Deze uitspraak is gedaan door mr. E.J. Govaers, rechter, in aanwezigheid van
C.J.M. Hendrickx, griffier, op 19 juni 2024 en openbaar gemaakt door middel van geanonimiseerde publicatie op www.rechtspraak.nl.
griffier
rechter
Een afschrift van deze uitspraak is verzonden aan partijen op:

Informatie over verzet

Als partijen het niet eens zijn met deze uitspraak, kunnen zij een verzetschrift sturen naar de rechtbank waarin zij uitleggen waarom zij het niet eens zijn met deze uitspraak. Het verzetschrift moet worden ingediend binnen zes weken na de dag waarop deze uitspraak is verzonden.
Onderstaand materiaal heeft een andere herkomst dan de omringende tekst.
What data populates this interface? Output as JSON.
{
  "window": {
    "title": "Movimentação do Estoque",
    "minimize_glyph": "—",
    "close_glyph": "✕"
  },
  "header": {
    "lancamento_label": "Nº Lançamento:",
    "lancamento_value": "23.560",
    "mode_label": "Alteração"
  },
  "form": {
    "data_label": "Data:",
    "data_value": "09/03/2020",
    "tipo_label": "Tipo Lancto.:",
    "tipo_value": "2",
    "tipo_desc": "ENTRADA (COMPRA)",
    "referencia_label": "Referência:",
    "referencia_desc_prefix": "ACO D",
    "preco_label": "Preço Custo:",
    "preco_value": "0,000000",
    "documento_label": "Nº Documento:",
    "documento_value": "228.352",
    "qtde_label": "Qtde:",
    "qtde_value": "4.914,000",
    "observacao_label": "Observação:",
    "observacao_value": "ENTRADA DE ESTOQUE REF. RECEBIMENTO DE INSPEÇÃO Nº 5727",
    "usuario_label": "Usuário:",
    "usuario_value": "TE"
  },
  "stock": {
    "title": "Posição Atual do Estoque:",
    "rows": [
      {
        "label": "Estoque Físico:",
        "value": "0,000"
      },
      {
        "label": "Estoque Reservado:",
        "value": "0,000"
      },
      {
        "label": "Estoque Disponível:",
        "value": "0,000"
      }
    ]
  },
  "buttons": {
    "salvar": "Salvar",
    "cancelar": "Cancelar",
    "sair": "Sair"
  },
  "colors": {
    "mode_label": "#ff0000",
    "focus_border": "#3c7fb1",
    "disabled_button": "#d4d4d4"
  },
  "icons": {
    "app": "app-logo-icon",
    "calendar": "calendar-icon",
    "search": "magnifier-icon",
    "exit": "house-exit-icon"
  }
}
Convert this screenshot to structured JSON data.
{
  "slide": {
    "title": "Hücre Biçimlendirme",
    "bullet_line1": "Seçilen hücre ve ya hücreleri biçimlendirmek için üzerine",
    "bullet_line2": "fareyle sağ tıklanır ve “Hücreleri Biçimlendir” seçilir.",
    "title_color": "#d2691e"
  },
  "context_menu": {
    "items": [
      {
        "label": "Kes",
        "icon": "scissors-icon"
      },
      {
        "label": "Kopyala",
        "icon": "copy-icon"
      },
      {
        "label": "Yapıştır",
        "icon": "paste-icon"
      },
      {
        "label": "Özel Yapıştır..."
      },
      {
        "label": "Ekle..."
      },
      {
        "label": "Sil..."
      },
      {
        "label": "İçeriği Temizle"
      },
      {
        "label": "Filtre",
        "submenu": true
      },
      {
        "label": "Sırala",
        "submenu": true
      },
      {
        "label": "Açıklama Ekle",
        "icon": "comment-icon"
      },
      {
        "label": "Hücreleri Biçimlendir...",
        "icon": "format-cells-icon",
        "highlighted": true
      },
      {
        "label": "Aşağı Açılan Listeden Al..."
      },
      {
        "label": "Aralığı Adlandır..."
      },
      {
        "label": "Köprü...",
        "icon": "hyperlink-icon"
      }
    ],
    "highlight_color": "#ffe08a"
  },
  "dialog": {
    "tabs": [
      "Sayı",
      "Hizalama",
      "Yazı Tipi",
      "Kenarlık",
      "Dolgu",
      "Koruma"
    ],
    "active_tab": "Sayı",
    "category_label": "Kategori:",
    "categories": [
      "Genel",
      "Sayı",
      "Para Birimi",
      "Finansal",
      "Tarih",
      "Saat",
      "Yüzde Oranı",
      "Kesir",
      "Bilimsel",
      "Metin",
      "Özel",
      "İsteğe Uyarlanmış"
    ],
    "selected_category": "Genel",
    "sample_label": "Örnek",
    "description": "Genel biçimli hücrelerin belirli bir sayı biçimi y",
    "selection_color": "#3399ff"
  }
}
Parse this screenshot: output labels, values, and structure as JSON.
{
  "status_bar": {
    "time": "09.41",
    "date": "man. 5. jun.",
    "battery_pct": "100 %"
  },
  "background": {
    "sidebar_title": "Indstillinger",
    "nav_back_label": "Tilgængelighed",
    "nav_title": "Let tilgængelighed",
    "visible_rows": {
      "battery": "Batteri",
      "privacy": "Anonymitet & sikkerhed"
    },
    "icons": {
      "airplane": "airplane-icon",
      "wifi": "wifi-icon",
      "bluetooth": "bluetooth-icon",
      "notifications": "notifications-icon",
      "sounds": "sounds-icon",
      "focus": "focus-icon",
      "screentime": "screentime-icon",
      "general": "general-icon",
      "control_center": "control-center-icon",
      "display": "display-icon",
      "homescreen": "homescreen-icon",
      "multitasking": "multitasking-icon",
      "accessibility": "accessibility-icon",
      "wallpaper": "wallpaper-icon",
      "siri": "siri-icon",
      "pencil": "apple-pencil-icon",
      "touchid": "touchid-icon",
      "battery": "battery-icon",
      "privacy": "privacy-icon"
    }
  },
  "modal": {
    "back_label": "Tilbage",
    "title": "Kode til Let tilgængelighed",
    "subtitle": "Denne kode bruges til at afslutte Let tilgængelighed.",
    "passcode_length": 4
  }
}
Als partijen graag een zitting willen om het verzetschrift toe te lichten, moeten zij dit in het verzetschrift vermelden.

Voetnoten

1.Dit staat (onder andere) in artikel 6:12 van de Awb.
4.ECLI:NL:RVS:2023:3209, rechtsoverweging 21.
5.Uitspraak van 4 september 2023, ECLI:NL:RBMNE:2023:4482.
6.Uitspraak van de Centrale Raad van Beroep van 26 juli 2018, ECLI:NL:CRVB:2018:2288 en de uitspraak van de Afdeling bestuursrechtspraak van de Raad van State van 23 augustus 2023, ECLI:NL:RVS:2023:3209 waarin uit de toegekende proceskostenvergoeding blijkt dat een wegingsfactor van 0,5 is toegepast.